Leprechauns, rainbowland, jungle-gym rugby, toaster salesmen temptation, cheese shortages and Jon Bon Jovi are each unlikely options that collided on stage in the Crystal Cove Auditorium last Wednesday, April 23, in a special performance by the Asian American improvisational comedy group, Room to Improv.
The troupe normally practices and performs in Studio City, Los Angeles, but made a special trip to UC Irvine at the request of the Asian Pacific Student Association, which is celebrating Asian Pacific Islander Heritage Month in April. Room to Improv capped off a month of events celebrating Asian and Pacific Islander culture, including a film screening of “Pilgrimage” with director Tad Nakamura and a performance by the band Seriously.
Though advertised for 7:30 p.m, members of the comedy troupe joked and chatted with members of APSA until quarter to eight, setting the laid-back and involved tone of the event. The set lasted a little over an hour and consisted of several improv games, such as “RTI Debate,” where two Improv members held a mock political debate while substituting key words with suggestions from audience members (What kind of shortage? A cheese shortage) and “Five Things,” in which an Improv member tried to guess what the other members were doing, but with twist changes suggested previously from the audience (surfing on a pineapple in Hawaii with Bon Jovi was one of the tamer suggestions). As evidenced, Room to Improv made the effort to involve the audience, whether to take suggestions for ridiculous situations or pulling an audience member on stage to make sound effects for characters. Describing the events does not do Room for Improv justice, as each show has different members performing different games to different audiences: the only rule is spontaneity.
Wednesday featured six of the 15 active members of Room to Improv: over one fourth of its members are UCI alumni, along with one active student, Wes Gabrillo, a fourth-year drama and social science double-major. Most members of the troupe have experience in theater productions in addition to improv comedy, and the experience is evident: Room to Improv is quick on its feet and musical to boot, featuring games not only of quick-thinking in scenes but also making up rhyming lyrics on the fly.
Room to Improv began in 2002, when California State University, Northridge alumnus Elvin Lubrin started an improvisational comedy troop consisting solely of Asian Americans. Room to Improv performs at the Two Roads Theatre in Studio City, hosting shows on the first Friday of every month, but its shows are not limited to the Los Angeles area,
“We do shows all up and down the coast, pretty much,” said Earl Baylon, a UCI alumnus with a degree in biological sciences. “We’ve done shows in Texas, Atlanta, Michigan, San Francisco, San Diego [and other places].” Room to Improv has performed at several universities across the nation, including the University of Southern California, Michigan State University and Texas A&M.
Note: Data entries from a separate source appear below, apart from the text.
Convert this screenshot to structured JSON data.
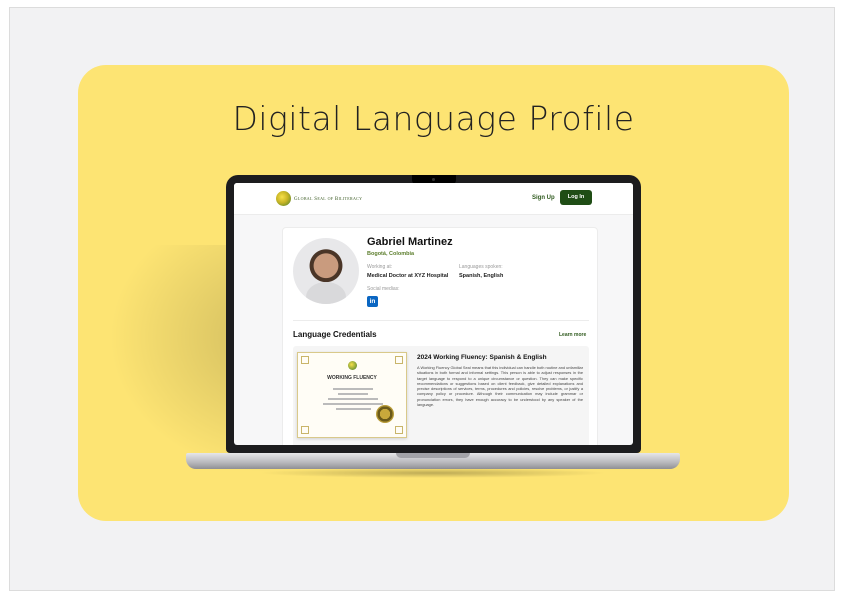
{
  "hero": {
    "title": "Digital Language Profile"
  },
  "site": {
    "logo_text": "Global Seal of Biliteracy",
    "nav": {
      "signup": "Sign Up",
      "login": "Log In"
    }
  },
  "profile": {
    "name": "Gabriel Martinez",
    "location": "Bogotá, Colombia",
    "working_at_label": "Working at:",
    "working_at_value": "Medical Doctor at XYZ Hospital",
    "languages_label": "Languages spoken:",
    "languages_value": "Spanish, English",
    "social_label": "Social medias:",
    "social_icon": "in"
  },
  "credentials": {
    "title": "Language Credentials",
    "learn_more": "Learn more",
    "items": [
      {
        "title": "2024 Working Fluency: Spanish & English",
        "certificate_heading": "WORKING FLUENCY",
        "description": "A Working Fluency Global Seal means that this individual can handle both routine and unfamiliar situations in both formal and informal settings. This person is able to adjust responses in the target language to respond to a unique circumstance or question. They can make specific recommendations or suggestions based on client feedback, give detailed explanations and precise descriptions of services, terms, procedures and policies, resolve problems, or justify a company policy or procedure. Although their communication may include grammar or pronunciation errors, they have enough accuracy to be understood by any speaker of the language."
      }
    ]
  }
}
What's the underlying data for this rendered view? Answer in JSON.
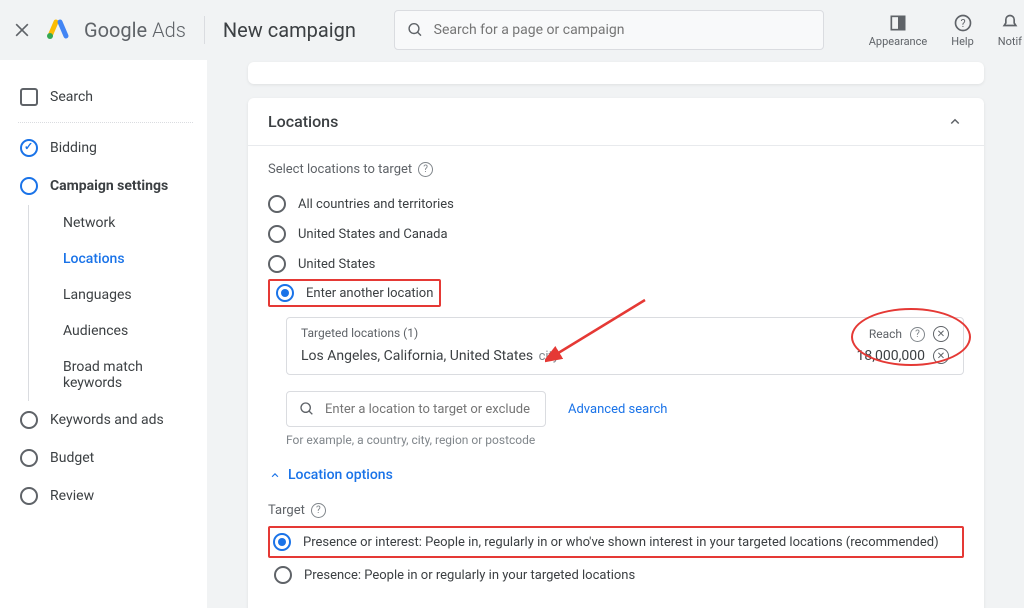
{
  "header": {
    "brand_regular": "Google",
    "brand_light": "Ads",
    "page_title": "New campaign",
    "search_placeholder": "Search for a page or campaign",
    "icons": {
      "appearance": "Appearance",
      "help": "Help",
      "notif": "Notif"
    }
  },
  "sidebar": {
    "search": "Search",
    "bidding": "Bidding",
    "campaign_settings": "Campaign settings",
    "sub_items": [
      "Network",
      "Locations",
      "Languages",
      "Audiences",
      "Broad match keywords"
    ],
    "keywords": "Keywords and ads",
    "budget": "Budget",
    "review": "Review"
  },
  "locations": {
    "section_title": "Locations",
    "select_label": "Select locations to target",
    "options": [
      "All countries and territories",
      "United States and Canada",
      "United States",
      "Enter another location"
    ],
    "targeted_header": "Targeted locations (1)",
    "reach_header": "Reach",
    "targeted_name": "Los Angeles, California, United States",
    "targeted_type": "city",
    "reach_value": "18,000,000",
    "search_placeholder": "Enter a location to target or exclude",
    "advanced": "Advanced search",
    "example": "For example, a country, city, region or postcode",
    "loc_options": "Location options",
    "target_label": "Target",
    "target_options": [
      "Presence or interest: People in, regularly in or who've shown interest in your targeted locations (recommended)",
      "Presence: People in or regularly in your targeted locations"
    ]
  }
}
“We want to be looked at as Asian- Americans doing improv, not Asian-Americans doing Asian -American improv,” said Anthony Foronda, a member of the troop since its inception. ”
Of course, it comes out in our improv, but it’s not our focus,” Baylon finished. Regardless, Room to Improv is one of the only troops of Asian-American comedy groups in the area, if not the nation. Being Asian-American is important to the identity of the troupe, said Baylon. The troupe takes a lighthearted tone expressing this identity, featuring it occasionally in games such as “Cultural Night Moment,” where members proceed with a scene until randomly prompted to turn the mundane moment into a meaningful, intimate confession and connect it with his or her Asian American cultural heritage. “It’s not just about knives. … It’s about community.” exclaimed Baylon during one such moment.
The APSA is dedicated to serving the Asian-American community on campus, community outreach and preserving its political representation. Earlier in the year, APSA hosted a screening of “Finishing the Game,” a mockumentary about filming a lost Bruce Lee epic and featured the cast of the movie.
“We’re politically and culturally focused,” said APSA Advocacy Chair Jesse Cheng. “We try to raise the general political atmosphere for Asian-Americans.” APSA held a large campaign earlier this year entitled “Count Me In,” which successfully dis-aggregated the UCI admissions forms. This will allow more specificity in identifying ethnicity, which will create more representation for Asian Americans hailing from diverse countries such as Laos and Cambodia, which were previously lumped in under general categories.